On Tuesday, 19 attorneys general filed a new brief with the Supreme Court that said Smith’s case is “driven by partisan interests, not the public interest.”
Trump’s legal team has argued that he is immune from prosecution on his election subversion charges since he was president at the time of the alleged charges and since the Senate already acquitted him of those charges in his second impeachment trial.
Smith, though, has petitioned the Supreme Court to speed up their typical timeline in hearing the issue, as he wants the case to be tried and decided before the 2024 presidential election.
The unique aspect of that request is that if the high court agreed to take up the case on an expedited basis, it would be bypassing the traditional judicial “chain of command” and going around a lower appellate court.
The Supreme Court does have the ability to do that under what’s known as Rule 11, but it’s typically reserved only for emergency cases.
The attorneys general who filed the brief are imploring the high court justices to realize that Smith doesn’t make a great case for why the emergency rule should be applied here.
As they wrote:
“The United States’ petition repeatedly proclaims — but never explains why — ‘[i]t is of imperative public importance that respondent’s claims of immunity be resolved by this Court and that respondent’s trial proceed as promptly as possible if his claim of immunity is rejected.’
“That silence is both telling and troubling, suggesting that the United States’ demand for extraordinary and immediate relief is driven by partisan interests, not the public interest.”
For the Supreme Court to take up a case that is pending at the appellate level, according to Rule 11, the petitioner has to show the case is of “such imperative public importance as to justify deviation from normal appellate practice and to require immediate determination in this Court.”
Steve Marshall, who serves as the attorney general of Alabama, released a statement to Fox News Digital that said the petition by the general counsel shows that the entire case is predicated on influencing the outcome of the 2024 presidential election.
As Marshall — who led the Supreme Court brief — said in the statement:
“In November of last year, Joe Biden vowed that Donald Trump would never become president again.
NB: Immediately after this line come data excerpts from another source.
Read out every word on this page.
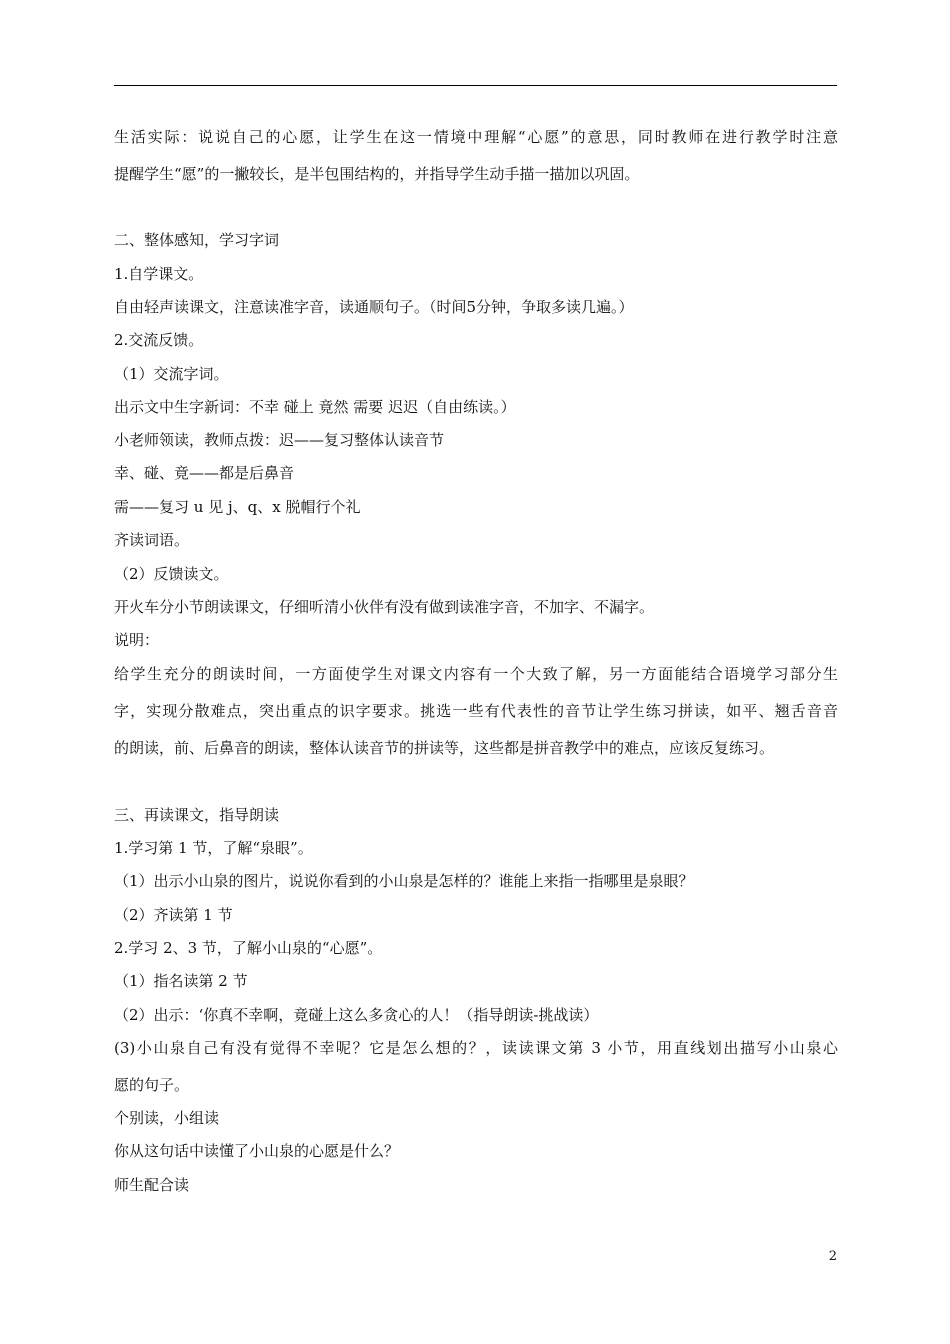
生活实际：说说自己的心愿，让学生在这一情境中理解“心愿”的意思，同时教师在进行教学时注意
提醒学生“愿”的一撇较长，是半包围结构的，并指导学生动手描一描加以巩固。
二、整体感知，学习字词
1.自学课文。
自由轻声读课文，注意读准字音，读通顺句子。（时间5分钟，争取多读几遍。）
2.交流反馈。
（1）交流字词。
出示文中生字新词：不幸 碰上 竟然 需要 迟迟（自由练读。）
小老师领读，教师点拨：迟——复习整体认读音节
幸、碰、竟——都是后鼻音
需——复习 u 见 j、q、x 脱帽行个礼
齐读词语。
（2）反馈读文。
开火车分小节朗读课文，仔细听清小伙伴有没有做到读准字音，不加字、不漏字。
说明：
给学生充分的朗读时间，一方面使学生对课文内容有一个大致了解，另一方面能结合语境学习部分生
字，实现分散难点，突出重点的识字要求。挑选一些有代表性的音节让学生练习拼读，如平、翘舌音音
的朗读，前、后鼻音的朗读，整体认读音节的拼读等，这些都是拼音教学中的难点，应该反复练习。
三、再读课文，指导朗读
1.学习第 1 节，了解“泉眼”。
（1）出示小山泉的图片，说说你看到的小山泉是怎样的？谁能上来指一指哪里是泉眼？
（2）齐读第 1 节
2.学习 2、3 节，了解小山泉的“心愿”。
（1）指名读第 2 节
（2）出示：‘你真不幸啊，竟碰上这么多贪心的人！（指导朗读-挑战读）
(3)小山泉自己有没有觉得不幸呢？它是怎么想的？，读读课文第 3 小节，用直线划出描写小山泉心
愿的句子。
个别读，小组读
你从这句话中读懂了小山泉的心愿是什么？
师生配合读
2
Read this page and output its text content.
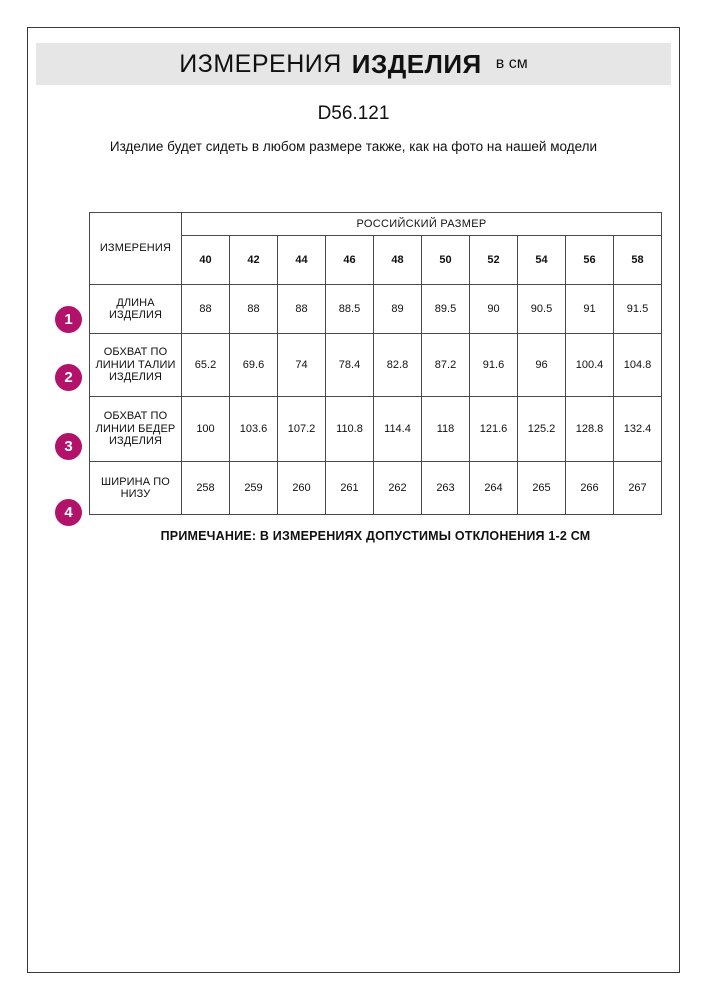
ИЗМЕРЕНИЯ ИЗДЕЛИЯ в см
D56.121
Изделие будет сидеть в любом размере также, как на фото на нашей модели
1
2
3
4
ИЗМЕРЕНИЯ	РОССИЙСКИЙ РАЗМЕР									
	40	42	44	46	48	50	52	54	56	58
ДЛИНА ИЗДЕЛИЯ	88	88	88	88.5	89	89.5	90	90.5	91	91.5
ОБХВАТ ПО ЛИНИИ ТАЛИИ ИЗДЕЛИЯ	65.2	69.6	74	78.4	82.8	87.2	91.6	96	100.4	104.8
ОБХВАТ ПО ЛИНИИ БЕДЕР ИЗДЕЛИЯ	100	103.6	107.2	110.8	114.4	118	121.6	125.2	128.8	132.4
ШИРИНА ПО НИЗУ	258	259	260	261	262	263	264	265	266	267
ПРИМЕЧАНИЕ: В ИЗМЕРЕНИЯХ ДОПУСТИМЫ ОТКЛОНЕНИЯ 1-2 СМ
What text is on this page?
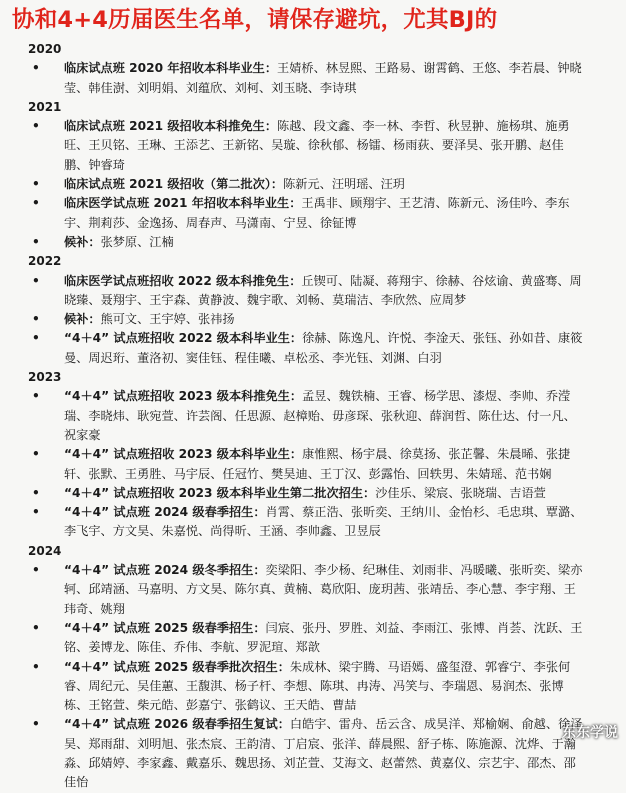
协和4+4历届医生名单，请保存避坑，尤其BJ的
2020
• 临床试点班 2020 年招收本科毕业生：王婧桥、林昱熙、王路易、谢霄鹤、王悠、李若晨、钟晓莹、韩佳澍、刘明娟、刘蕴欣、刘柯、刘玉晓、李诗琪
2021
• 临床试点班 2021 级招收本科推免生：陈越、段文鑫、李一林、李哲、秋昱翀、施杨琪、施勇旺、王贝铭、王琳、王添艺、王新铭、吴璇、徐秋郁、杨镭、杨雨荻、要泽昊、张开鹏、赵佳鹏、钟睿琦
• 临床试点班 2021 级招收（第二批次）：陈新元、汪明瑶、汪玥
• 临床医学试点班 2021 年招收本科毕业生：王禹非、顾翔宇、王艺清、陈新元、汤佳吟、李东宇、荆莉莎、金逸扬、周春声、马潇南、宁昱、徐钲博
• 候补：张梦原、江楠
2022
• 临床医学试点班招收 2022 级本科推免生：丘锲可、陆凝、蒋翔宇、徐赫、谷炫谕、黄盛骞、周晓臻、聂翔宇、王宇森、黄静波、魏宇歌、刘畅、莫瑞洁、李欣然、应周梦
• 候补：熊可文、王宇婷、张祎扬
• “4＋4” 试点班招收 2022 级本科毕业生：徐赫、陈逸凡、许悦、李淦天、张钰、孙如昔、康筱曼、周迟珩、董洛初、窦佳钰、程佳曦、卓松丞、李光钰、刘渊、白羽
2023
• “4＋4” 试点班招收 2023 级本科推免生：孟昱、魏铁楠、王睿、杨学思、漆煜、李帅、乔滢瑞、李晓炜、耿宛萱、许芸阁、任思源、赵樟贻、毋彦琛、张秋迎、薛润哲、陈仕达、付一凡、祝家豪
• “4＋4” 试点班招收 2023 级本科毕业生：康惟熙、杨宇晨、徐莫扬、张芷馨、朱晨晞、张捷轩、张默、王勇胜、马宇辰、任冠竹、樊昊迪、王丁汉、彭露怡、回轶男、朱婧瑶、范书娴
• “4＋4” 试点班招收 2023 级本科毕业生第二批次招生：沙佳乐、梁宸、张晓瑞、吉语萱
• “4＋4” 试点班 2024 级春季招生：肖霄、蔡正浩、张昕奕、王纳川、金怡杉、毛忠琪、覃潞、李飞宇、方文昊、朱嘉悦、尚得昕、王涵、李帅鑫、卫昱辰
2024
• “4＋4” 试点班 2024 级冬季招生：奕梁阳、李少杨、纪琳佳、刘雨非、冯暖曦、张昕奕、梁亦轲、邱靖涵、马嘉明、方文昊、陈尔真、黄楠、葛欣阳、庞玥茜、张靖岳、李心慧、李宇翔、王玮奇、姚翔
• “4＋4” 试点班 2025 级春季招生：闫宸、张丹、罗胜、刘益、李雨江、张博、肖荟、沈跃、王铭、姜博龙、陈佳、乔伟、李航、罗泥瑄、郑歆
• “4＋4” 试点班 2025 级春季批次招生：朱成林、梁宇腾、马语嫣、盛玺澄、郭睿宁、李张何睿、周纪元、吴佳蕙、王馥淇、杨子杆、李想、陈琪、冉涛、冯笑与、李瑞恩、易润杰、张博栋、王铭萱、柴元皓、彭嘉宁、张鹤议、王天皓、曹喆
• “4＋4” 试点班 2026 级春季招生复试：白皓宇、雷舟、岳云含、成昊洋、郑榆娴、俞越、徐泽昊、郑雨甜、刘明旭、张杰宸、王韵清、丁启宸、张洋、薛晨熙、舒子栋、陈施源、沈烨、于瀚淼、邱婧婷、李家鑫、戴嘉乐、魏思扬、刘芷萱、艾海文、赵蕾然、黄嘉仪、宗艺宇、邵杰、邵佳怡
东东学说
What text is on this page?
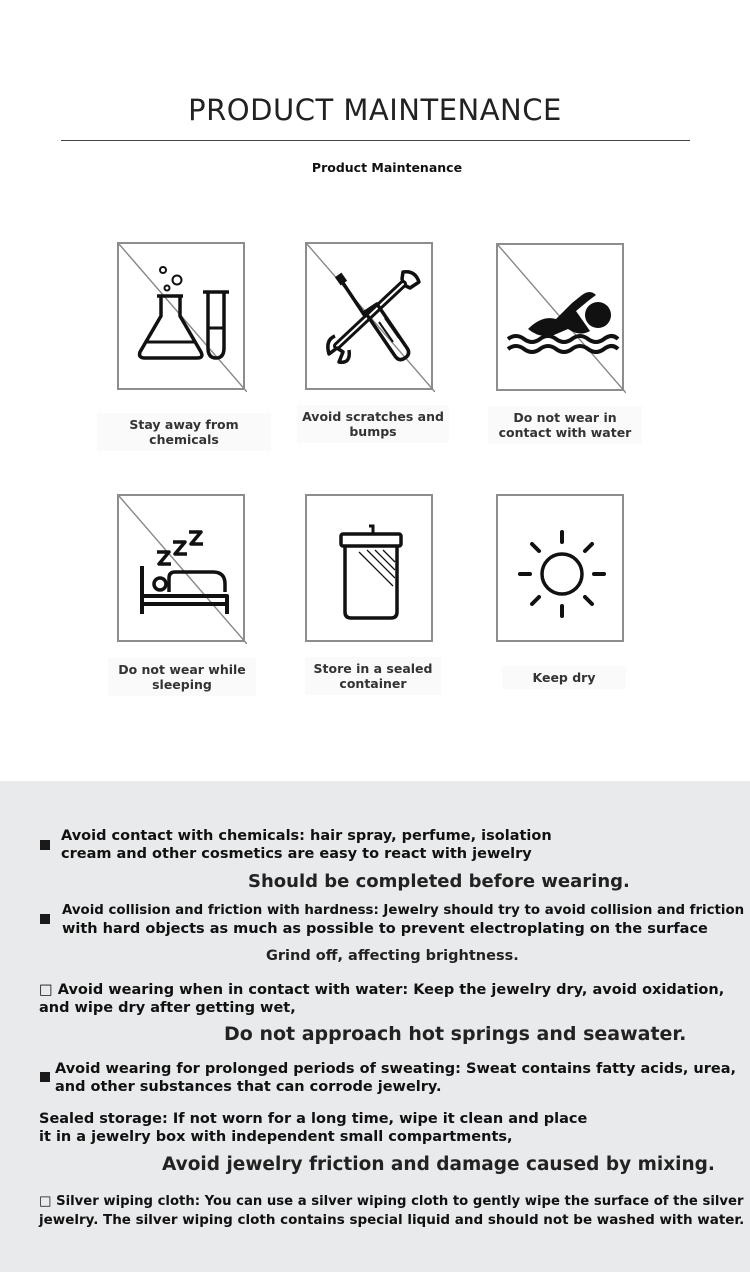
PRODUCT MAINTENANCE
Product Maintenance
Stay away from chemicals
Avoid scratches and bumps
Do not wear in contact with water
Do not wear while sleeping
Store in a sealed container	Keep dry
Avoid contact with chemicals: hair spray, perfume, isolation
cream and other cosmetics are easy to react with jewelry
Should be completed before wearing.
Avoid collision and friction with hardness: Jewelry should try to avoid collision and friction
with hard objects as much as possible to prevent electroplating on the surface
Grind off, affecting brightness.
□ Avoid wearing when in contact with water: Keep the jewelry dry, avoid oxidation,
and wipe dry after getting wet,
Do not approach hot springs and seawater.
Avoid wearing for prolonged periods of sweating: Sweat contains fatty acids, urea,
and other substances that can corrode jewelry.
Sealed storage: If not worn for a long time, wipe it clean and place
it in a jewelry box with independent small compartments,
Avoid jewelry friction and damage caused by mixing.
□ Silver wiping cloth: You can use a silver wiping cloth to gently wipe the surface of the silver
jewelry. The silver wiping cloth contains special liquid and should not be washed with water.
Then, in August 2023, more than 30 months after the events alleged in the indictment, the federal government indicted Trump and now seeks to rush him to trial in March 2024. But, the former President is entitled to appeal the trial court’s order denying him presidential immunity.”
The Supreme Court justices haven’t weighed in yet on whether they might take up the case, or when they might make a decision on Smith’s petition.